UAE Company Invests $100M In Trump Family-Backed Crypto Business

World Liberty Financial, the cryptocurrency company backed by US President Donald Trump and his family, has reported that a United Arab Emirates-based company purchased $100 million worth of the platform’s governance token, WLFI.

In a Thursday notice, World Liberty and Aqua1 Foundation — self-described as a “Web3-native fund” — said the $100-million deal was “intended to help accelerate the creation of a blockchain-powered financial ecosystem centered on blockchain development, Real World Asset (RWA) tokenization, and stablecoin integration, aiming to set new benchmarks for global capital efficiency.”

The purchase makes Aqua1 a bigger WLFI tokenholder than Tron founder Justin Sun, who invested $30 million in the project in November.

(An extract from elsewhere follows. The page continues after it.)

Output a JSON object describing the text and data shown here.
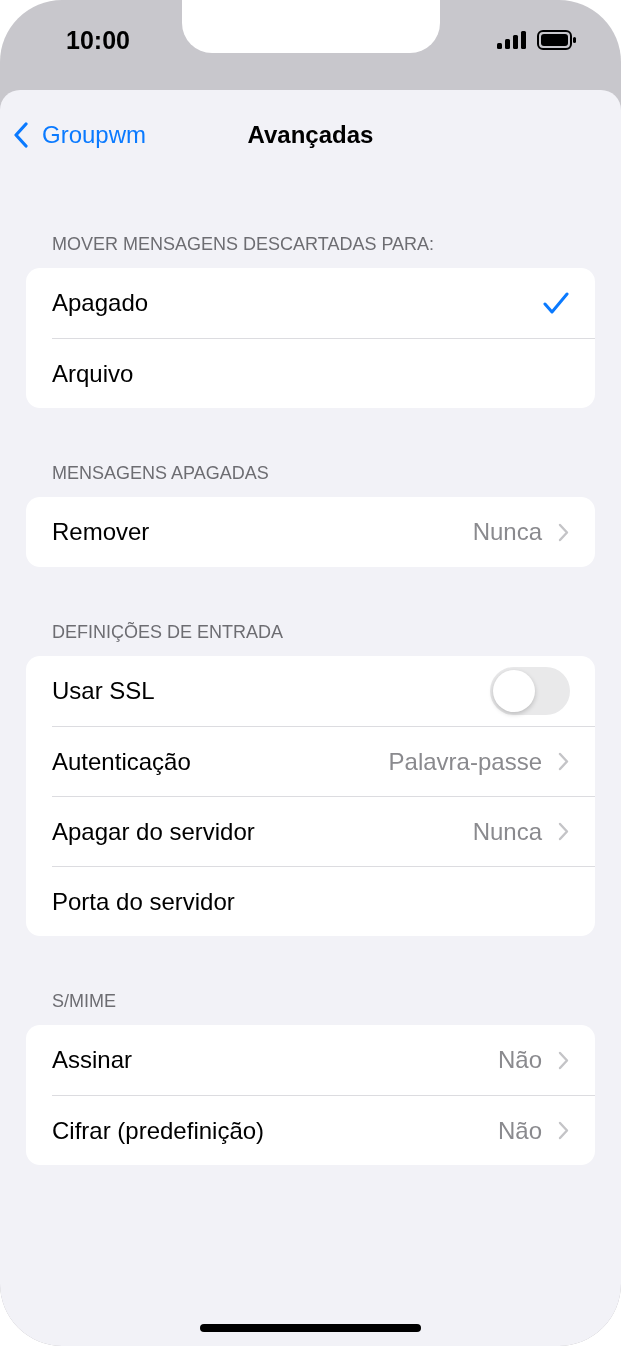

“WLFI and Aqua 1 will jointly identify and nurture high-potential blockchain projects together,” said Aqua1 founding partner Dave Lee. “WLFI’s USD1 ecosystem and RWA pipeline embody the trillion-dollar structural pivot opportunity we seek to catalyze — where architects merge traditional capital markets with decentralized primitives to redefine global financial infrastructure.”

World Liberty is already under scrutiny from US lawmakers due to the Trump family’s connections with the firm. Trump’s three sons are named as co-founders of the company, and in June the president disclosed $57.4 million in income tied to WLFI, along with personally holding 15.75 billion governance tokens. 

Related: Trump-backed World Liberty to release stablecoin audit, make WLFI transferable

WLFI under scrutiny as US Congress looks to stablecoin bill

The Trump family’s crypto business had already been facing criticism after Eric Trump announced in May that an Abu Dhabi-based investment company, MGX, would use the platform’s USD1 stablecoin to settle a $2 billion investment in Binance.

The move came as Congress weighs bills to regulate payment stablecoins, prompting concerns from Democratic lawmakers that the president was backing legislation that could benefit his family’s business ties.